Hong Kong irks Beijing with democracy vote

People vote in a polling station for an unofficial referendum on democratic reform in Hong Kong Sunday, June 22, 2014. (AP Photo/Kin Cheung)

HONG KONG: More than half a million Hong Kongers have cast ballot, including tens of thousands on Sunday, in the first three days of voting in an unofficial referendum on democratic reform that Beijing has blasted as a farce.

Tensions have soared in Hong Kong over how much say residents of the former British colony can have in choosing their next leader, who's currently hand-picked by a 1,200-member committee of mostly pro-Beijing elites.

Beijing, which has pledged to allow Hong Kongers to choose their own leader starting in 2017, has balked at letting members of the public nominate their own candidates, saying they would have to be chosen by a Beijing-friendly committee.

Pro-democratic organizers of the Occupy Central with Love and Peace movement are offering voters three proposals on so-called public nomination. They've vowed to hold a mass protest if the former British colony's government, which has carried out a consultation on electoral reform, doesn't come up with a proposal that meets their demands. The plan involves rallying at least 10,000 people to shut down the city's central business district and has alarmed businesses in the Asian financial hub.

By 4 p.m. Sunday, about 636,000 ballots had been cast since voting started Friday, including about 400,000 through a smartphone app. Nearly 200,000 more were cast online despite a massive cyberattack that left the site intermittently inaccessible and forced organizers to extend voting by a week until June 29. And about 26,500 people cast ballots at 15 polling stations, which organizers were operating on two successive Sundays.

The outlook for Hong Kong's democratic development "is quite pessimistic but we are also proactive and we will try our best to make miracles happen," said Chan Chi-chung, a teacher voting at a Hong Kong Polytechnic University. "If many people come out to voice their opinion, but the Beijing central government ignores that voice, then it's over for Hong Kong."

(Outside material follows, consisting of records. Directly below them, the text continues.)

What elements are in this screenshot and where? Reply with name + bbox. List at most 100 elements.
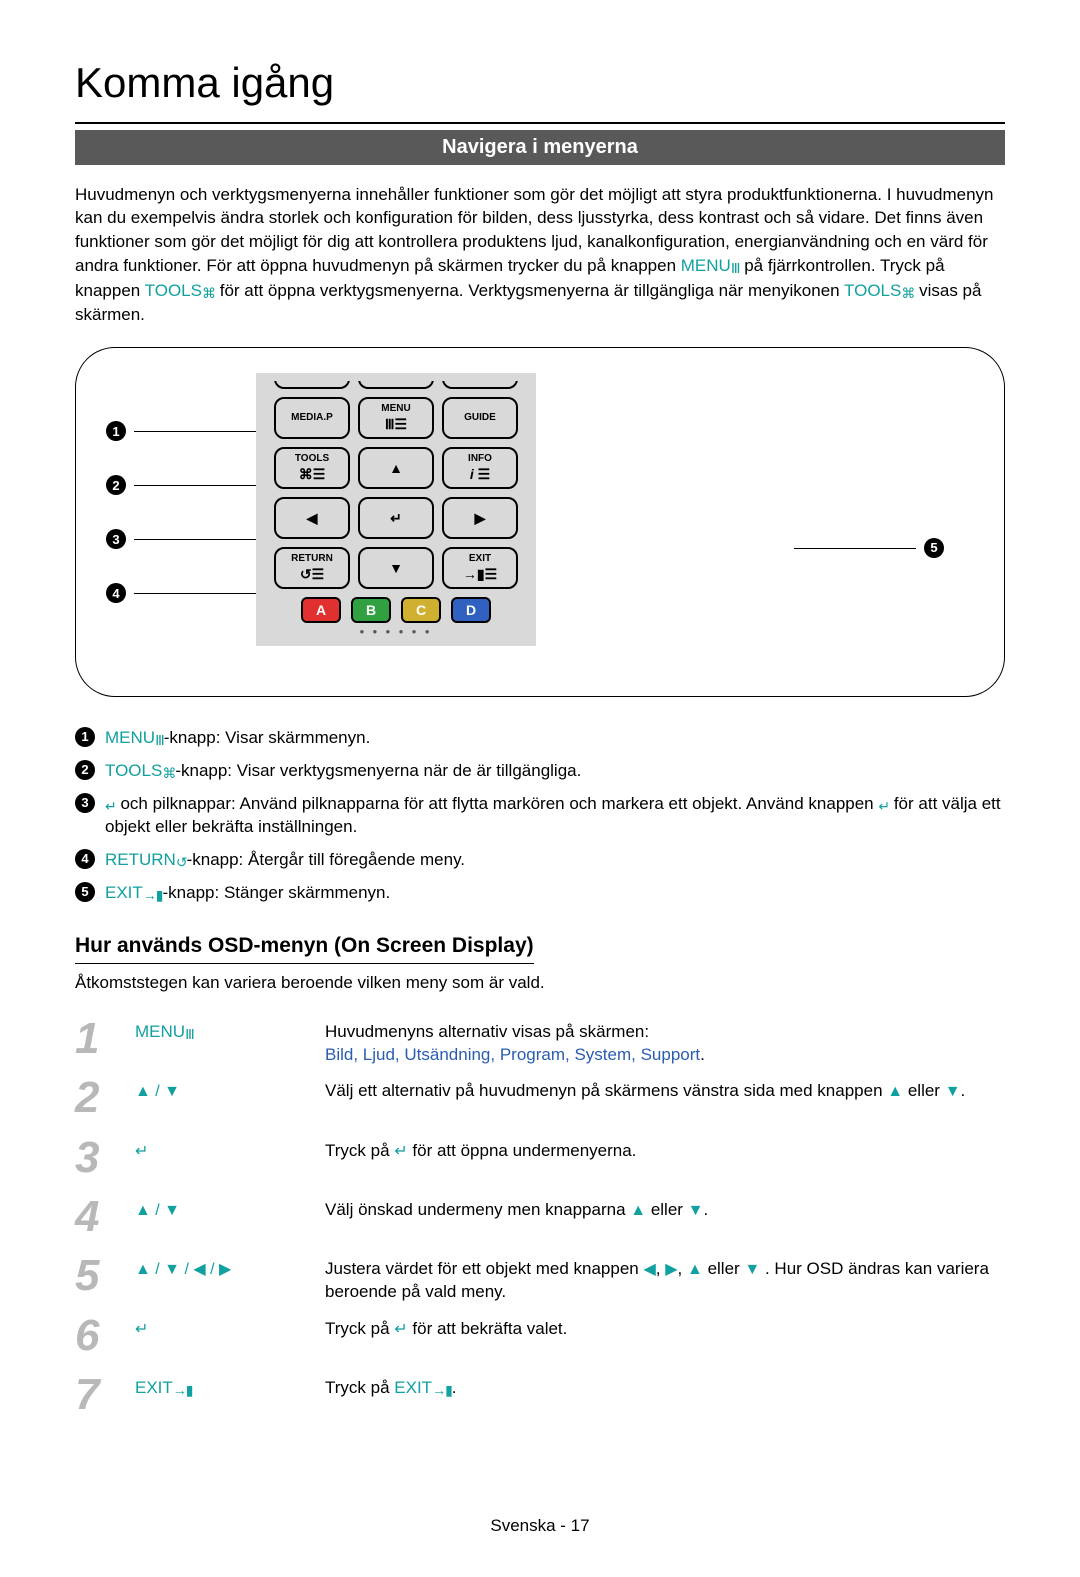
- step-desc: Tryck på ↵ för att bekräfta valet.: [325, 1306, 1005, 1341]
- intro-text: för att öppna verktygsmenyerna. Verktygs…: [220, 281, 844, 300]
- osd-row: 1 MENUⅢ Huvudmenyns alternativ visas på …: [75, 1009, 1005, 1068]
- enter-icon: ↵: [135, 1321, 148, 1338]
- legend-text: -knapp: Återgår till föregående meny.: [187, 850, 465, 869]
- arrows-icon: ▲ / ▼: [135, 1083, 180, 1100]
- return-button: RETURN↺☰: [274, 547, 350, 589]
- osd-row: 7 EXIT→▮ Tryck på EXIT→▮.: [75, 1365, 1005, 1424]
- callout-3: 3: [106, 529, 126, 549]
- enter-button: ↵: [358, 497, 434, 539]
- step-num: 7: [75, 1370, 99, 1419]
- legend-item: 1 MENUⅢ-knapp: Visar skärmmenyn.: [75, 727, 1005, 750]
- step-desc: Justera värdet för ett objekt med knappe…: [325, 1246, 1005, 1304]
- guide-button: GUIDE: [442, 397, 518, 439]
- action-key: EXIT: [135, 1378, 173, 1397]
- callout-1: 1: [106, 421, 126, 441]
- color-a-button: A: [301, 597, 341, 623]
- down-button: ▼: [358, 547, 434, 589]
- up-button: ▲: [358, 447, 434, 489]
- tools-icon: ⌘: [162, 764, 175, 783]
- legend-num: 2: [75, 760, 95, 780]
- step-desc: Huvudmenyns alternativ visas på skärmen:: [325, 1021, 1005, 1044]
- legend-item: 3 ↵ och pilknappar: Använd pilknapparna …: [75, 793, 1005, 839]
- step-num: 6: [75, 1311, 99, 1360]
- tools-icon: ⌘: [901, 284, 914, 304]
- arrows-icon: ▲ / ▼: [135, 1202, 180, 1219]
- osd-intro: Åtkomststegen kan variera beroende vilke…: [75, 972, 1005, 995]
- step-num: 3: [75, 1133, 99, 1182]
- exit-icon: →▮: [432, 1381, 452, 1400]
- step-desc: Tryck på ↵ för att öppna undermenyerna.: [325, 1128, 1005, 1163]
- color-c-button: C: [401, 597, 441, 623]
- legend-text: -knapp: Visar skärmmenyn.: [164, 728, 371, 747]
- legend-num: 1: [75, 727, 95, 747]
- osd-row: 5 ▲ / ▼ / ◀ / ▶ Justera värdet för ett o…: [75, 1246, 1005, 1305]
- enter-icon: ↵: [105, 797, 116, 816]
- osd-row: 3 ↵ Tryck på ↵ för att öppna undermenyer…: [75, 1128, 1005, 1187]
- color-b-button: B: [351, 597, 391, 623]
- osd-heading: Hur används OSD-menyn (On Screen Display…: [75, 932, 534, 963]
- menu-keyword: MENU: [681, 256, 731, 275]
- exit-icon: →▮: [173, 1381, 193, 1400]
- legend-key: MENU: [105, 728, 155, 747]
- menu-button: MENUⅢ☰: [358, 397, 434, 439]
- page-title: Komma igång: [75, 55, 1005, 112]
- legend-item: 5 EXIT→▮-knapp: Stänger skärmmenyn.: [75, 882, 1005, 905]
- tools-button: TOOLS⌘☰: [274, 447, 350, 489]
- legend-num: 5: [75, 882, 95, 902]
- section-banner: Navigera i menyerna: [75, 130, 1005, 165]
- remote-diagram: 1 2 3 4 MEDIA.P MENUⅢ☰ GUIDE TOOLS⌘☰ ▲ I…: [75, 347, 1005, 697]
- return-icon: ↺: [176, 853, 187, 872]
- menu-icon: Ⅲ: [185, 1025, 194, 1044]
- callout-2: 2: [106, 475, 126, 495]
- osd-row: 4 ▲ / ▼ Välj önskad undermeny men knappa…: [75, 1187, 1005, 1246]
- legend-text: och pilknappar: Använd pilknapparna för …: [116, 794, 879, 813]
- exit-icon: →▮: [143, 886, 163, 905]
- enter-icon: ↵: [135, 1143, 148, 1160]
- action-key: MENU: [135, 1022, 185, 1041]
- legend-key: TOOLS: [105, 761, 162, 780]
- step-desc: Tryck på EXIT→▮.: [325, 1365, 1005, 1400]
- tools-keyword: TOOLS: [844, 281, 901, 300]
- step-desc: Välj ett alternativ på huvudmenyn på skä…: [325, 1068, 1005, 1103]
- osd-row: 6 ↵ Tryck på ↵ för att bekräfta valet.: [75, 1306, 1005, 1365]
- osd-section: Hur används OSD-menyn (On Screen Display…: [75, 932, 1005, 1424]
- callout-5: 5: [924, 538, 944, 558]
- osd-row: 2 ▲ / ▼ Välj ett alternativ på huvudmeny…: [75, 1068, 1005, 1127]
- legend-list: 1 MENUⅢ-knapp: Visar skärmmenyn. 2 TOOLS…: [75, 727, 1005, 905]
- color-d-button: D: [451, 597, 491, 623]
- legend-key: EXIT: [105, 883, 143, 902]
- step-desc: Välj önskad undermeny men knapparna ▲ el…: [325, 1187, 1005, 1222]
- osd-table: 1 MENUⅢ Huvudmenyns alternativ visas på …: [75, 1009, 1005, 1425]
- intro-paragraph: Huvudmenyn och verktygsmenyerna innehåll…: [75, 183, 1005, 327]
- tools-icon: ⌘: [202, 284, 215, 304]
- arrows-icon: ▲ / ▼ / ◀ / ▶: [135, 1261, 231, 1278]
- exit-button: EXIT→▮☰: [442, 547, 518, 589]
- remote-panel: MEDIA.P MENUⅢ☰ GUIDE TOOLS⌘☰ ▲ INFOi ☰ ◀…: [256, 373, 536, 646]
- callout-4: 4: [106, 583, 126, 603]
- menu-items: Bild, Ljud, Utsändning, Program, System,…: [325, 1045, 700, 1064]
- menu-icon: Ⅲ: [731, 259, 740, 279]
- step-num: 4: [75, 1192, 99, 1241]
- left-callouts: 1 2 3 4: [106, 415, 256, 603]
- legend-num: 3: [75, 793, 95, 813]
- info-button: INFOi ☰: [442, 447, 518, 489]
- remote-dots: ● ● ● ● ● ●: [264, 627, 528, 638]
- tools-keyword: TOOLS: [145, 281, 202, 300]
- right-callout: 5: [794, 538, 944, 558]
- legend-item: 2 TOOLS⌘-knapp: Visar verktygsmenyerna n…: [75, 760, 1005, 783]
- step-num: 2: [75, 1073, 99, 1122]
- title-rule: [75, 122, 1005, 124]
- legend-key: RETURN: [105, 850, 176, 869]
- step-num: 1: [75, 1014, 99, 1063]
- mediap-button: MEDIA.P: [274, 397, 350, 439]
- step-num: 5: [75, 1251, 99, 1300]
- menu-tail: .: [700, 1045, 705, 1064]
- legend-item: 4 RETURN↺-knapp: Återgår till föregående…: [75, 849, 1005, 872]
- left-button: ◀: [274, 497, 350, 539]
- legend-num: 4: [75, 849, 95, 869]
- right-button: ▶: [442, 497, 518, 539]
- legend-text: -knapp: Stänger skärmmenyn.: [163, 883, 391, 902]
- menu-icon: Ⅲ: [155, 731, 164, 750]
- legend-text: -knapp: Visar verktygsmenyerna när de är…: [175, 761, 581, 780]
- enter-icon: ↵: [878, 797, 889, 816]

The central government's liaison office has called the vote "a political farce that overtly challenges the Basic Law," referring to Hong Kong's mini-constitution that gives the specially administered Chinese city a high degree of autonomy under the principle of "one country, two systems."

Hong Kong's current leader, Chief Executive Leung Chun-ying, has also said the three options don't comply with the law.